Recently, I told Derek how much I’d like to see this book get in the hands of every high school graduate known and served by our CPYU constituency. I’m happy to announce that we’ve taken some big steps to help make this a possibility in a manner that won’t break the bank. We’ve decided to bundle The Outrageous Idea of Academic Faithfulness and the ConGRADulations CD/DVD from our friends at interlinc in an affordable CPYU Graduation Bundle that you can hand on to all the graduating seniors you know and love. The ConGRADulations CD/DVD includes a Music CD, a Media DVD, a Resource Website and a 48 Page Graphic Gift Book. Your seniors will be encouraged as the songs and videos prepare them for the biggest transition of their young lives, including video and written advice from people like Francis Chan and Dave Ramsey.

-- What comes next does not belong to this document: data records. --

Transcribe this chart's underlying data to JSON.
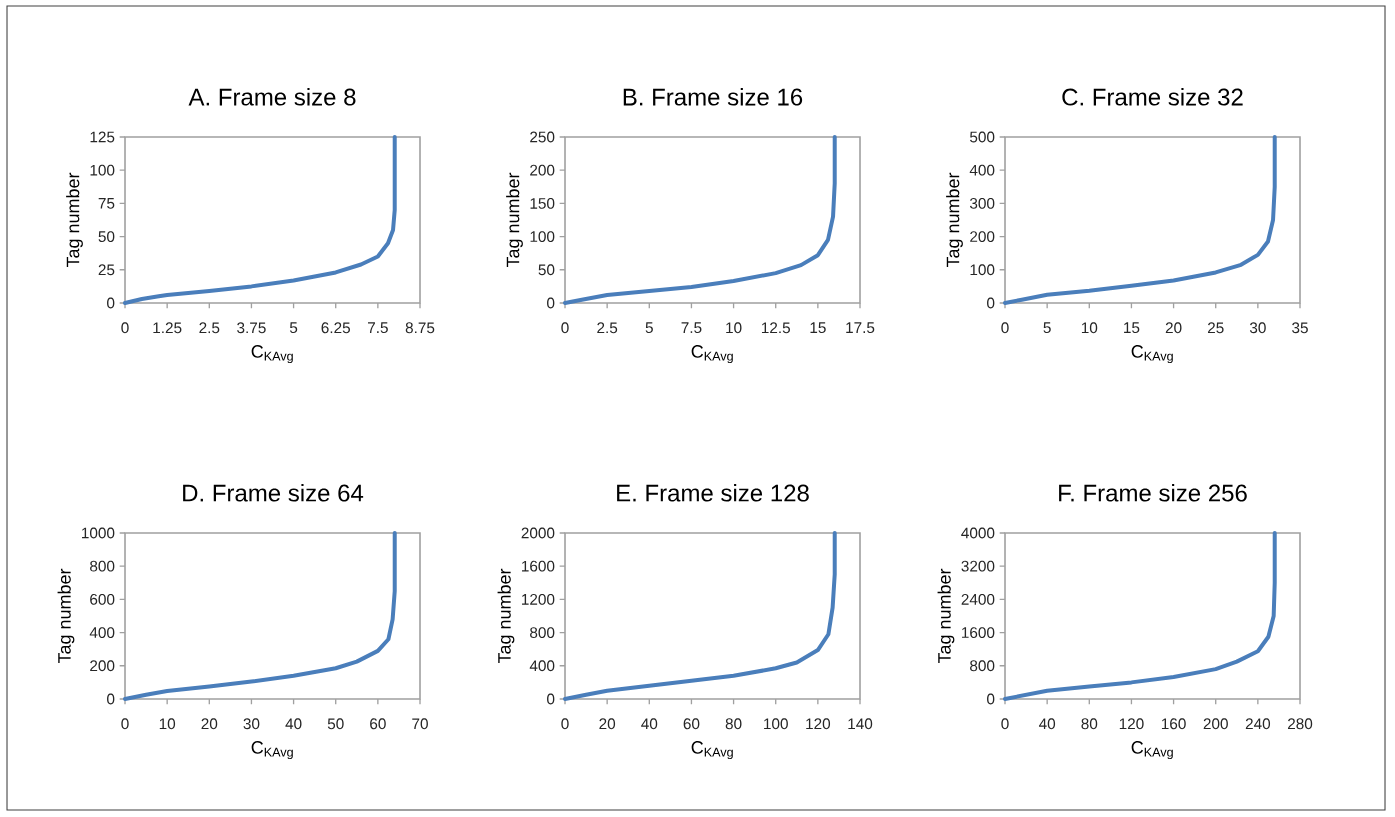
{
  "chart_data": [
    {
      "type": "line",
      "title": "A.  Frame size 8",
      "xlabel": "C$_{KAvg}$",
      "ylabel": "Tag number",
      "color": "#4a7ebb",
      "x": [
        0,
        0.5,
        1,
        1.25,
        2.5,
        3.75,
        5,
        6.25,
        7,
        7.5,
        7.8,
        7.95,
        8,
        8
      ],
      "values": [
        0,
        3,
        5,
        6,
        9,
        12.5,
        17,
        23,
        29,
        35,
        45,
        55,
        70,
        125
      ],
      "xlim": [
        0,
        8.75
      ],
      "ylim": [
        0,
        125
      ],
      "xticks": [
        0,
        1.25,
        2.5,
        3.75,
        5,
        6.25,
        7.5,
        8.75
      ],
      "yticks": [
        0,
        25,
        50,
        75,
        100,
        125
      ]
    },
    {
      "type": "line",
      "title": "B.  Frame size 16",
      "xlabel": "C$_{KAvg}$",
      "ylabel": "Tag number",
      "color": "#4a7ebb",
      "x": [
        0,
        1,
        2.5,
        5,
        7.5,
        10,
        12.5,
        14,
        15,
        15.6,
        15.9,
        16,
        16
      ],
      "values": [
        0,
        5,
        12,
        18,
        24,
        33,
        45,
        57,
        72,
        95,
        130,
        180,
        250
      ],
      "xlim": [
        0,
        17.5
      ],
      "ylim": [
        0,
        250
      ],
      "xticks": [
        0,
        2.5,
        5,
        7.5,
        10,
        12.5,
        15,
        17.5
      ],
      "yticks": [
        0,
        50,
        100,
        150,
        200,
        250
      ]
    },
    {
      "type": "line",
      "title": "C.  Frame size 32",
      "xlabel": "C$_{KAvg}$",
      "ylabel": "Tag number",
      "color": "#4a7ebb",
      "x": [
        0,
        2,
        5,
        10,
        15,
        20,
        25,
        28,
        30,
        31.2,
        31.8,
        32,
        32
      ],
      "values": [
        0,
        10,
        25,
        37,
        52,
        68,
        92,
        115,
        145,
        185,
        250,
        350,
        500
      ],
      "xlim": [
        0,
        35
      ],
      "ylim": [
        0,
        500
      ],
      "xticks": [
        0,
        5,
        10,
        15,
        20,
        25,
        30,
        35
      ],
      "yticks": [
        0,
        100,
        200,
        300,
        400,
        500
      ]
    },
    {
      "type": "line",
      "title": "D.  Frame size 64",
      "xlabel": "C$_{KAvg}$",
      "ylabel": "Tag number",
      "color": "#4a7ebb",
      "x": [
        0,
        5,
        10,
        20,
        30,
        40,
        50,
        55,
        60,
        62.5,
        63.5,
        64,
        64
      ],
      "values": [
        0,
        25,
        48,
        75,
        105,
        140,
        185,
        225,
        290,
        360,
        480,
        650,
        1000
      ],
      "xlim": [
        0,
        70
      ],
      "ylim": [
        0,
        1000
      ],
      "xticks": [
        0,
        10,
        20,
        30,
        40,
        50,
        60,
        70
      ],
      "yticks": [
        0,
        200,
        400,
        600,
        800,
        1000
      ]
    },
    {
      "type": "line",
      "title": "E.  Frame size 128",
      "xlabel": "C$_{KAvg}$",
      "ylabel": "Tag number",
      "color": "#4a7ebb",
      "x": [
        0,
        10,
        20,
        40,
        60,
        80,
        100,
        110,
        120,
        125,
        127,
        128,
        128
      ],
      "values": [
        0,
        50,
        100,
        160,
        220,
        280,
        370,
        440,
        590,
        780,
        1100,
        1500,
        2000
      ],
      "xlim": [
        0,
        140
      ],
      "ylim": [
        0,
        2000
      ],
      "xticks": [
        0,
        20,
        40,
        60,
        80,
        100,
        120,
        140
      ],
      "yticks": [
        0,
        400,
        800,
        1200,
        1600,
        2000
      ]
    },
    {
      "type": "line",
      "title": "F.  Frame size 256",
      "xlabel": "C$_{KAvg}$",
      "ylabel": "Tag number",
      "color": "#4a7ebb",
      "x": [
        0,
        20,
        40,
        80,
        120,
        160,
        200,
        220,
        240,
        250,
        255,
        256,
        256
      ],
      "values": [
        0,
        100,
        200,
        300,
        400,
        530,
        720,
        900,
        1150,
        1500,
        2000,
        2800,
        4000
      ],
      "xlim": [
        0,
        280
      ],
      "ylim": [
        0,
        4000
      ],
      "xticks": [
        0,
        40,
        80,
        120,
        160,
        200,
        240,
        280
      ],
      "yticks": [
        0,
        800,
        1600,
        2400,
        3200,
        4000
      ]
    }
  ]
}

All of us will be buying graduation gifts this year. I hope you’ll take the time to consider supporting your kids and our ministry here at CPYU by giving them this CPYU Graduation Bundle. Special discounts are available for bulk orders.

Finally, let us know what you’re doing to prepare kids for the transition to college. We want to be able to hear and share your ideas.

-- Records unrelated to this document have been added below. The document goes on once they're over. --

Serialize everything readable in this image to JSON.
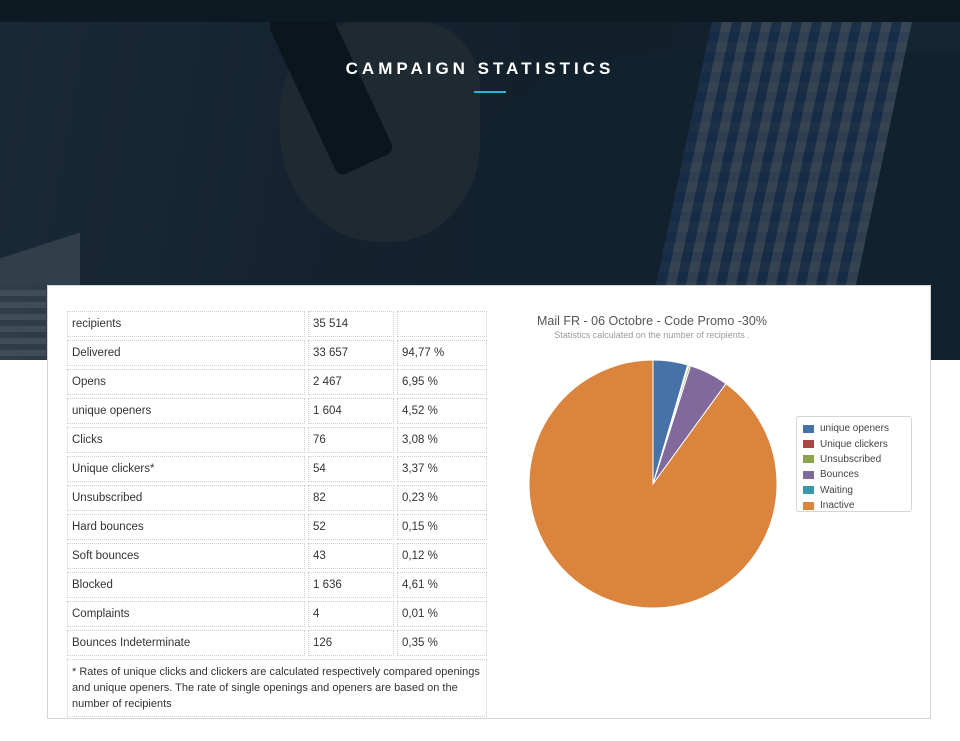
{
  "header": {
    "title": "CAMPAIGN STATISTICS"
  },
  "stats_table": {
    "rows": [
      {
        "label": "recipients",
        "count": "35 514",
        "rate": ""
      },
      {
        "label": "Delivered",
        "count": "33 657",
        "rate": "94,77 %"
      },
      {
        "label": "Opens",
        "count": "2 467",
        "rate": "6,95 %"
      },
      {
        "label": "unique openers",
        "count": "1 604",
        "rate": "4,52 %"
      },
      {
        "label": "Clicks",
        "count": "76",
        "rate": "3,08 %"
      },
      {
        "label": "Unique clickers*",
        "count": "54",
        "rate": "3,37 %"
      },
      {
        "label": "Unsubscribed",
        "count": "82",
        "rate": "0,23 %"
      },
      {
        "label": "Hard bounces",
        "count": "52",
        "rate": "0,15 %"
      },
      {
        "label": "Soft bounces",
        "count": "43",
        "rate": "0,12 %"
      },
      {
        "label": "Blocked",
        "count": "1 636",
        "rate": "4,61 %"
      },
      {
        "label": "Complaints",
        "count": "4",
        "rate": "0,01 %"
      },
      {
        "label": "Bounces Indeterminate",
        "count": "126",
        "rate": "0,35 %"
      }
    ],
    "footnote": "* Rates of unique clicks and clickers are calculated respectively compared openings and unique openers. The rate of single openings and openers are based on the number of recipients"
  },
  "chart_data": {
    "type": "pie",
    "title": "Mail FR - 06 Octobre - Code Promo -30%",
    "subtitle": "Statistics calculated on the number of recipients .",
    "legend_position": "right",
    "series": [
      {
        "name": "unique openers",
        "value": 4.52,
        "color": "#4572a7"
      },
      {
        "name": "Unique clickers",
        "value": 0.15,
        "color": "#aa4643"
      },
      {
        "name": "Unsubscribed",
        "value": 0.23,
        "color": "#89a54e"
      },
      {
        "name": "Bounces",
        "value": 5.11,
        "color": "#80699b"
      },
      {
        "name": "Waiting",
        "value": 0.0,
        "color": "#3d96ae"
      },
      {
        "name": "Inactive",
        "value": 89.99,
        "color": "#db843d"
      }
    ]
  }
}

3 thoughts on “Off they go. . . .

  1. Thanks for this reminder, Walt. For those of us so far out of college and with young children who are years and years away from college, we often forget about this critical time in every person’s life.
    I am so glad to be finished with that time of my life and to be where I am today. I take no credit for this as it is of the grace of God that I survived with only a few scratches along the way.
    I will keep these precious young people in my prayers. Thanks for the work that you do!

  2. I am still kind of new to ministry and am in a small church, but this year almost a third of our group are seniors in high school (7 kids). So, we decided to break them into their own Sunday school group to try to prepare them for college life. We had no idea what we were doing. My wife teaches the class and in the beginning was doing regular ‘devotional’ type Bible study and trying to tie that to college life–and the kids just didn’t care. Then we had a revelation. She started working through the Bible, book by book, giving historical correlation, along with overall Biblical context (the Chronological Study Bible has been great for her). The students have begun to see the Bible as more than a collection of stories and have really connected to the historical significance, as well as the spiritual. Our goal was to give them the ability to defend their faith when at college, but it has gone so much deeper. We can’t wait to do it again, but this time we can start out on day one down this path.

    Walt–thank you so much for all that you do. I wish that I could afford to bring you into town. I have enjoyed hearing you at the YS conferences in the past couple of years and we’ll be adding our financial support soon as well!